One day, long after I was married and had children of my own, I was at Mom’s house, cooking and doing dishes as we prepared for a family dinner. I reached into the drawer where she kept her dishcloths and towels. A scrap of multicolored terrycloth with white stitching caught my eye, and I reached in to pull it out of the drawer. 

I immediately started laughing. Turning without comment, I held it up in front of her. She recognized why I was laughing, then she began to laugh along with me.

What I held in my hands was a patched dishcloth. It was a solid piece of fabric, clearly made from two different cloths — one pink, one lavender — stitched together with white thread to form something new. It represented her life in so many ways — and how she cared for her family.

Both of my parents’ lives were shaped by the Great Depression and the years of World War II where they learned the value of taking care of what they owned and mending what was broken. In this case, a torn dishcloth, insignificant by itself, was made into something useful once again. 

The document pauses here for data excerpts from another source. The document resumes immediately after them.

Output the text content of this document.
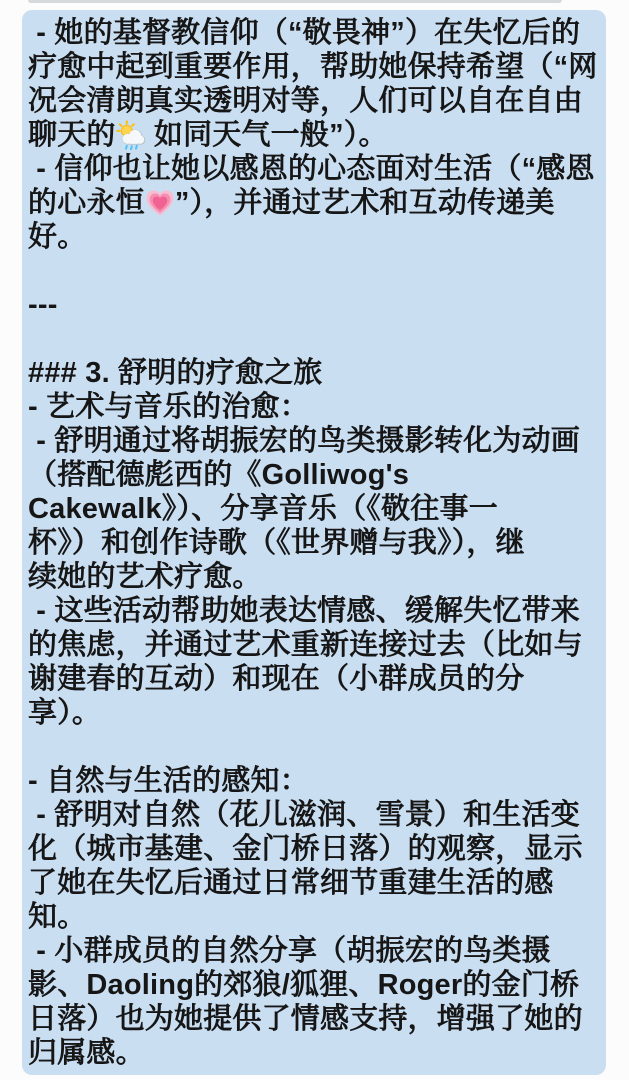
- 她的基督教信仰（“敬畏神”）在失忆后的
疗愈中起到重要作用，帮助她保持希望（“网
况会清朗真实透明对等，人们可以自在自由
聊天的
如同天气一般”）。
- 信仰也让她以感恩的心态面对生活（“感恩
的心永恒 ”），并通过艺术和互动传递美
好。
---
### 3. 舒明的疗愈之旅
- 艺术与音乐的治愈：
- 舒明通过将胡振宏的鸟类摄影转化为动画
（搭配德彪西的《Golliwog's
Cakewalk》）、分享音乐（《敬往事一
杯》）和创作诗歌（《世界赠与我》），继
续她的艺术疗愈。
- 这些活动帮助她表达情感、缓解失忆带来
的焦虑，并通过艺术重新连接过去（比如与
谢建春的互动）和现在（小群成员的分
享）。
- 自然与生活的感知：
- 舒明对自然（花儿滋润、雪景）和生活变
化（城市基建、金门桥日落）的观察，显示
了她在失忆后通过日常细节重建生活的感
知。
- 小群成员的自然分享（胡振宏的鸟类摄
影、Daoling的郊狼/狐狸、Roger的金门桥
日落）也为她提供了情感支持，增强了她的
归属感。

I thought of the other things she mended without ceremony. Socks turned inside out and mended as she watched television with the family, hems let down or taken up as we grew, small tears stitched before they became big ones. She crocheted doilies to decorate our home, kept the house tidy, and somehow made ordinary days feel cared for. None of it was showy. It was simply how she cared for us. 

Everything that she did in life was to see that we were warm and fed and had everything that we needed and almost everything that we wanted. As a child, I may not have appreciated that fully. As an adult and the mother of four, I understood precisely where her heart was and what it takes to make a home.

After Mom passed away, I took that patched dishcloth and put it away as a cherished memento — not just of her life, but of the quiet, ordinary care she gave us every day.

This Christmas

This holiday season of 2025 is the first one since Carl passed away three years ago that I didn’t long to make into something that it can never be again. And it is okay. I was standing at the kitchen sink looking out at my neighbor’s Christmas lights when that thought occurred to me. I believe I have finally stopped struggling against what was, and accepted what is.